This game takes its title from the year that the Suez canal was opened. The authors decided that this year, more than any other, marked a decline from the old age of sailing ships, to the succeeding steam-
In a single-player mode, after setting how long you play for (from five to 26 years) you choose your headquarter's location and are plunged straight into the game. Your base of operations can be in London, Liverpool, Le Harvre, New York or Savannah. Each place has its own advantages and disadvantages. In multi player mode, you get an extra treat - the ship auctions. All players go along and bid against each other for a starting ship. A certain amount of physical prowess is useful to beat the others to the mouse, but of course this is optional.
Infamy! Infamy!
1869 is a graphical point-and-click management simulation. You don't have to play via a mouse - keyboard control is much faster, and less dependent on the dubious quality of Commodore mouse buttons. But it does take more practice to master this control method.
Buying and selling ships is a skill in its own right. Most new players opt for steamships straight away, but this is a very dumb move, because in 1854 coal was expensive, so sail boats are a much better option. Used ships are preferable to brand new ones, since they can be commissioned straight from the shipyard, if the port you are in has one. Buying cargo is much more straightforward.
Point and click at the port you are in, and the merchant's screen comes up. A merchant may have nothing to sell, because some products are seasonal. In a well-developed area, up to two commodities may be up for grabs. If your HQ is in the port, you can store excess quantities. You can also open warehouses wherever you go, if you have the cash.
Cash is the big problem. Most places sell things, but merchants are choosy about what they buy. They will always offer you a price on merchandise, but if they don't want it then you'll make a loss. Small quantities fetch better prices than huge shipments, but getting small quantities of anything is not easy.
At the top right of the screen is the date. You click on this for time to move on, and time can literally change the whole game. There is little point trying to sneak into Savannah for cotton during the American Civil War (1862-1865) because you'll get caught by blockaders most of the time. Running arms to Odessa during the Crimean War is similarly fraught with peril. Sure, if you make it then the pay-off is huge - but you don't make it often enough to make it a good business exercise.
Ich bin ein manual
Most of the noteworthy events in the time line are mentioned in the manual. This quite lengthy tome is unlikely any other I've seen. It's got the historical detail of the Wings (AF16 - 79 per cent), the get-started quick section of a MicroProse manual, and quite a few Germglish howlers that had me in stitches. It makes damned-good reading, though the translators' English is a lot better than my Deutsch.
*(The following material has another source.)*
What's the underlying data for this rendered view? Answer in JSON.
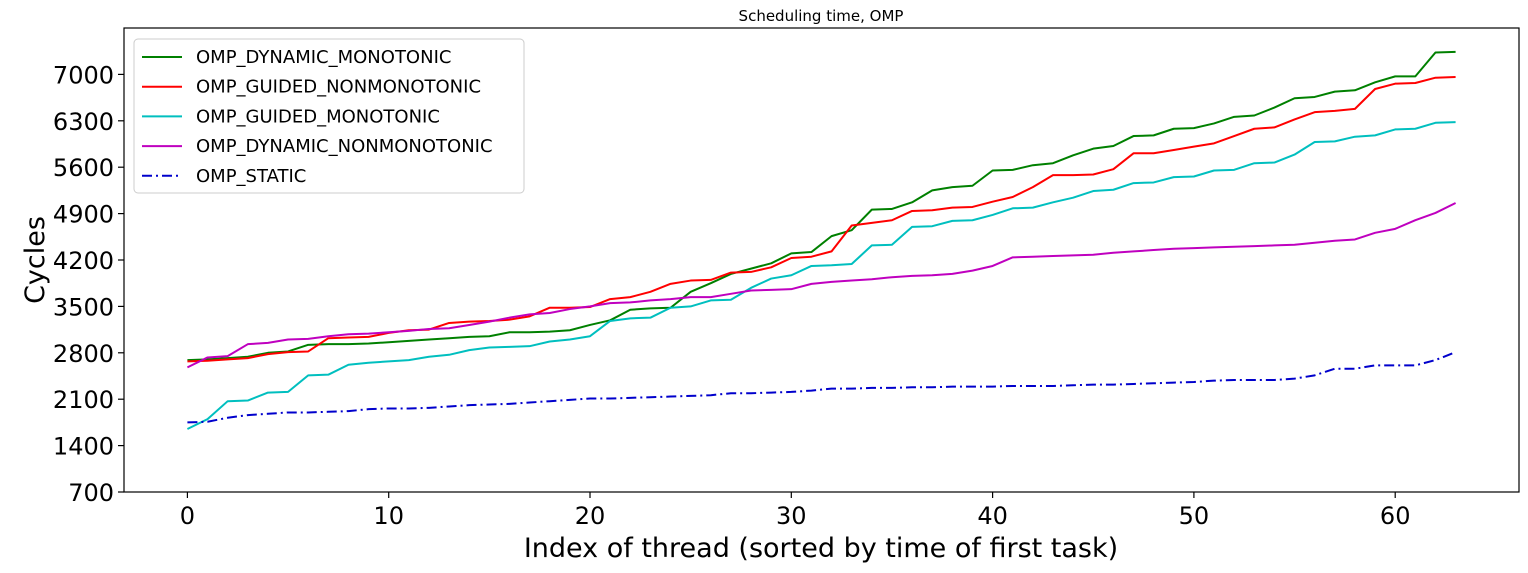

It's truly unique, a bit over the top in places and totally sanitised in others. The lengthy description of New World passenger conditions is quite stomach turning, but there's no mention of flogging - a common form of punishment for the era.
Is it any fun? Well, in solo-player mode, it lacks depth. It has some humorous animations, but you don't get enough in the way of difficulty levels or different scenarios. Initially it does seem like a one-track game - well, that's how I felt after 10 hours of play. After those 10 hours, though, I tried playing against some friends. Then the game changed. You see, if you buy up the goods from a port, or heavily supply goods to a port, then the other players suffer if they try the same run but come second. You have cornered the market and there's not a lot they can do. OK, to be honest after a couple of hours they sussed me out, and 1869 became a mother of all battles.
We staged 'real' tea races to see who could run the fastest shipments of illegals, who could grab the richest markets right from under your nose. This naturally led to alliances, power groups, treaties and all sorts of other mayhem. The time line may stay the same, but the way you play alters the game every time. A bit like chess, but much more subtle and less headache inducing.
Social animal
If you never play computer games socially, this is with other people, then you probably won't like 1869. Well, unless you're heavily into management simulations and like making naval logs to map out the world markets. I found it just too pointless in solo-player mode, it's also very, very difficult. The straw that breaks your bank is the tax man, who calls at the end of every year. How true to life.
Usually, I prefer to play games that are more escapist than this. But I did get this one insight from it - merchant navy captains of the last century were often inhumane. The reason why is quite simply that the job demanded it - you had to be in order to stay in business, let alone make a profit. It's naïve to judge people from yesterday by today's standards.
If you're heavily into 19th century nautical history, or play on an Amiga with other enlightened beings, and the idea of pretending to be a hard-nosed, back-stabbing, scrupulous capitalist appeals to you, then go buy this game. Just be prepared to play like a real Thatcherite.